Ich bin hotelfachfrau und hätte die Butter schon vorher zurückgegeben.

Natürlich dürfen meine Gäste sich beschweren . Ich gehe aber immer zwischendrin schon mal fragen und somit kann man rechtzeitig reklamieren.

Ich war letzte Woche mit den Kolleginnen essen und bei mir waren die Bohnen ohne Geschmack und auch ohne Speck. Habe das direkt bemängelt. Die Bedienung ist in die Küche gegangen und hat nachgefragt. Kam zurück das die Küche es vergessen hat aber es kamen keine altanativen wie Bohnen zurück geben und die so zu machen wie es auf der Karte stand oder einen kleinen Salat dazu. Pech gab es halt weniger Trinkgeld. Ich biete meinen Gästen immer eine altanative an. Ob es eigenen Kaffee ist oder vielleicht ein Dessert.

Was natürlich garnicht geht wenn Gäste ohne das ein Gericht vorher probiert wird direkt zum Salzstreuer gegriffen wird, dann verstehe ich keinen Spaß wenn dann das Essen zurückgegeben wird.

Mir ist es auch lieber das man sich direkt beschwert als wenn negatives im Ort weitertratscht wie : da schmeckt es nicht usw. Manchmal trifft man ja nur den Geschmack des Gastes nicht . Das heißt aber ja nicht das das Essen nicht genießbar war.

Lg

  • Hallo!

    Vielen Dank für Deine Antwort.
    So etwas ähnliches wie deine Schilderung mit den Bohnen hatten wir auch schon einmal. Unsere Tochter war damals 3, und wir hatten für sie einfach eine Portion gedünstetes Gemüse bestellt. Anders als andere Kinder hat unsere Tochter so etwas normalerweise gerne gegessen, hier hat sie aber nur im Gemüse herumgestochert. Es kam dann ein Kellner vorbei und fragte, ob es ihr denn schmeckt, und sie hat ihm klar und deutlich gesagt, dass ihr das Gemüse nicht schmeckt, weil es zu hart wäre. Dem war auch so, das Gemüse war selbst in meinen Augen noch halb-roh, und ich mag es eigentlich nicht, wenn Gemüse zu weich gekocht ist. Der Kellner fragte dann noch, ob er das Gemüse noch einmal mitnehmen und nachgaren lassen sollte, was ich (nicht die Kleine) sofort bejate (schreibt man das so?). Er ließ das Essen stehen und ging.

    LG

(19) 21.12.15 - 15:32

Ich finde es glaubwürdiger, essen zu reklamieren bevor man es aufgegessen hat.

  • (20) 21.12.15 - 16:19

    Ich hab nur das gegessen, was geschmeckt hat (wie gesagt, der Fisch war gut, und die Kartoffeln auch). Das Gemüse hab ich bis auf 2 Bissen stehen lassen.

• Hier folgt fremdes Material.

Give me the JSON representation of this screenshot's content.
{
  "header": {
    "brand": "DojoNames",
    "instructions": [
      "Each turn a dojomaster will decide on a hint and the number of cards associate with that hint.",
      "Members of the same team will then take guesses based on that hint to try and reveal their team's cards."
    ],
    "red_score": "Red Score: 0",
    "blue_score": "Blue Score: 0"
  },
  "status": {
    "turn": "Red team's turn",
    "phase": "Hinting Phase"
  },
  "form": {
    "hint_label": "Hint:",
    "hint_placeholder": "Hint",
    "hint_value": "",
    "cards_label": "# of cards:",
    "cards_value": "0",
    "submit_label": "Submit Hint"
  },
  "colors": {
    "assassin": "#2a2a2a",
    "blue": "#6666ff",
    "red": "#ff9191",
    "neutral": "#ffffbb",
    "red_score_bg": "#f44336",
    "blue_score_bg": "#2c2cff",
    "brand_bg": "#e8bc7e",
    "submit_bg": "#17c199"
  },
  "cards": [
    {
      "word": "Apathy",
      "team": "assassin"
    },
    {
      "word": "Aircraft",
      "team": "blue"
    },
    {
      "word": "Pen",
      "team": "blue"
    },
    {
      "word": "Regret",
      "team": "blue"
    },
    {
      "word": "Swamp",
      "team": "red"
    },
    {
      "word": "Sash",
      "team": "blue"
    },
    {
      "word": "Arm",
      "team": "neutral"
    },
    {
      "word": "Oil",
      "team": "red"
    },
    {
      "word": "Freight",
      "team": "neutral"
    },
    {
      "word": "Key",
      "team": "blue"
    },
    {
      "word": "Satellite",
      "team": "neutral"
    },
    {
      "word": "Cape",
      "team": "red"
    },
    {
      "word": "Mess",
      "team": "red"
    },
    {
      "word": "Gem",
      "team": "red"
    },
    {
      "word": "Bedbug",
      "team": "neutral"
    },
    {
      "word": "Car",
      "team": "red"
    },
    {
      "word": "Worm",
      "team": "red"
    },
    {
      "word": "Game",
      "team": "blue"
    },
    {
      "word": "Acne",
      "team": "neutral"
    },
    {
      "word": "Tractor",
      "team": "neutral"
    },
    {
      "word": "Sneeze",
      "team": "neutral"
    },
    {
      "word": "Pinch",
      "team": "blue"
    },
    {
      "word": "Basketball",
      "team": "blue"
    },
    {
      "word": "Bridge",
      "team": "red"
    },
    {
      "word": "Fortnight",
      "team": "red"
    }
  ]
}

    Und wie schon geschrieben - ich hab überlegt, das Essen zurückgehen zu lassen, allerdings hab ich meinen Mann noch probieren lassen, und der meinte, ich sollte halt die Butter mit den Kartoffeln essen. Es war auch viel los in dem Restaurant, und ich hatte das Gefühl, das Service-Personal war etwas überfordert, da wollte ich keinen zusätzlichen Aufwand betreiben.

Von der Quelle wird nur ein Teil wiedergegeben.